Tempo, que para Halbwachs se definia como a duração própria de cada grupo, é hoje para nós a ocasião para revisitar sua obra póstuma, A Memória Coletiva, uma série de textos escritos entre 1925 e 1944 e compilados, de forma bastante personalizada e como uma espécie de testamento ao futuro, por sua irmã Jeanne Halbwachs (BECKER, 2003).

O sociólogo da memória nos deixa sua memória e nos leva a pensar na forma como nos chegam as recordações, na força de coesão que ela, memória, assume dentro dos grupos sociais.
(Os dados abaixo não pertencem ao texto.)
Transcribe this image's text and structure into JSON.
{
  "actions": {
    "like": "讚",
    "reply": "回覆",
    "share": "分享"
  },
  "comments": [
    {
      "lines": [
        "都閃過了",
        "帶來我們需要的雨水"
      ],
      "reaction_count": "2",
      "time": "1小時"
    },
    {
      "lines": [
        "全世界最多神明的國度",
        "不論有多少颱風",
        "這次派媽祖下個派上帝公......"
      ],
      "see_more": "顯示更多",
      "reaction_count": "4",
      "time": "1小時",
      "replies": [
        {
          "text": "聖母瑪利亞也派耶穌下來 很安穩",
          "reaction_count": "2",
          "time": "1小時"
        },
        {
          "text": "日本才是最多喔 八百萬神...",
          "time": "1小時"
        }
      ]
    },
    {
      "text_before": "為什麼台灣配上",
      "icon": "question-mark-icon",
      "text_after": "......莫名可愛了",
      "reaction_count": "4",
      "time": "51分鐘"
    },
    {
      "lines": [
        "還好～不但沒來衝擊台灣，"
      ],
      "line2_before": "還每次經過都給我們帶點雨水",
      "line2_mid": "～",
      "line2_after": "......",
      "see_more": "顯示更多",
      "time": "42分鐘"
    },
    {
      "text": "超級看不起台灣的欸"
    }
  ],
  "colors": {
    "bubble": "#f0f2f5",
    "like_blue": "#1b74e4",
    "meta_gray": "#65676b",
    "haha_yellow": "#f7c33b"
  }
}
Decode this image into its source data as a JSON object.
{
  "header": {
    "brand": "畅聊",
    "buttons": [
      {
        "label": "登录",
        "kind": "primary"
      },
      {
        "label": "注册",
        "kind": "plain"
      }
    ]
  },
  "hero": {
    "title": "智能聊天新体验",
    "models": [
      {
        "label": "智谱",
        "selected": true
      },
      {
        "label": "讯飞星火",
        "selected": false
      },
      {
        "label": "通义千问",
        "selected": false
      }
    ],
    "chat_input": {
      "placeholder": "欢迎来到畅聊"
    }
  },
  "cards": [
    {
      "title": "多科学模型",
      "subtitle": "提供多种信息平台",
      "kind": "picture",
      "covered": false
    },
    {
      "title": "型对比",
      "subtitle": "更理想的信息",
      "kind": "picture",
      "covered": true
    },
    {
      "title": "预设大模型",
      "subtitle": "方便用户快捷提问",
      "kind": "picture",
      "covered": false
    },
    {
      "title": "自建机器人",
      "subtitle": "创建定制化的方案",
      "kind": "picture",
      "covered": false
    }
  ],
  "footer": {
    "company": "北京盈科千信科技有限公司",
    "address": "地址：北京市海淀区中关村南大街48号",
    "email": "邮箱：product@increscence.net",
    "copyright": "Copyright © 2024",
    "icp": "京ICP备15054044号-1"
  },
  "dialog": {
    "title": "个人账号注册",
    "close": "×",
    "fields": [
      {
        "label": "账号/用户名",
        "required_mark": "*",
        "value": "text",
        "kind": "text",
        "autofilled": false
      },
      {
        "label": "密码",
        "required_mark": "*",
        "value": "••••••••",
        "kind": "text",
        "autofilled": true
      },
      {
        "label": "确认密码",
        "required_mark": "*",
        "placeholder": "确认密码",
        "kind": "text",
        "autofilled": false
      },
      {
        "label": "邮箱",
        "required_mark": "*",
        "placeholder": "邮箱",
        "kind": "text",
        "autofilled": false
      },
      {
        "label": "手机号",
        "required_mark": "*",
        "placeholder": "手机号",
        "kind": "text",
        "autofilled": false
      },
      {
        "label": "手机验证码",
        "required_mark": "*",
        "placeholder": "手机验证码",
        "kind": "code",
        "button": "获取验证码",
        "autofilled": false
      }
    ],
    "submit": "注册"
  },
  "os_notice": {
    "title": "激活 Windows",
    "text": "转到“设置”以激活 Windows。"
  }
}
Na obra, que nesse ano de 2020 completa seu septuagésimo aniversário, Halbwachs busca, sem no entanto conseguir finalizar, posto que interrompido pela barbárie, refletir como os sujeitos, agora já de forma mais individualizada e singular, são, em última instância, os que recordam, ainda que apoiando-se nas recordações dos outros.

Retomando o começo dessa apresentação, atestamos essa tese do outro ou os outros, como vetores da memória pois é através de Jorge Semprún que elaboramos nossa recordação de Halbwachs, ou mesmo desse tempo sombrio do qual ele foi vitimado.

O X SIMP é, portanto, uma espécie de homenagem ao intelectual vigoroso que foi Maurice Halbwachs, capaz de, com sua força de pensamento e sua lucidez, se tornar um gigante frente à máquina de destruição nazista, apesar de seu organismo esquálido e atormentado pelos sofrimentos.

Nesse evento encontraremos Halbwachs, mesmo quando não for ele o tema gerador das conferências ou das discussões nos simpósios temáticos.

As conferências serão ministradas por intelectuais de diferentes áreas do conhecimento, a saber: José Rilla, história, Uruguai; Edson Sousa, psicanálise, Brasil; Vera Dodebei, comunicação, Brasil; Renato Cymbalista, arquitetura, Brasil; Jens Anderman, literatura comparada, EUA.

Veremos Halbwachs ao apresentá-lo em sua obra, ao pensar memória na perspectiva individual, ao refletir sobre as formas contemporâneas de construir essas memórias na virtualidade e nas disputas memoriais no espaço urbano, bem como o encontraremos na discussão sobre memória/inclusão/ exclusão dentro do templo de Mnemosyne, o museu.

Estas temáticas, que serão abordadas em conferências, seguirão para discussão nos simpósios temáticos que ocorrerão durante o evento.

2020, pandemia, quarentena, Brasil de mais de cem mil mortos pelo vírus. Esse é o contexto no qual pensamos os 70 anos da obra de Halbwachs, justamente porque não sabemos como essas vivencias de agora se converterão- ou não- em uma memória coletiva, quando o futuro chegar.

Referências:

BECKER, Annette. Maurice Halbwachs: un intellectuel en guerres mondiales 1914-1945. Paris, Agnès Viénot  Éditions, 2003.

MONTLIBERT, Christian. Maurice Halbwachs, 1877-1945. Strasbourg, Presses Universitaires de Strasbourg, 1997.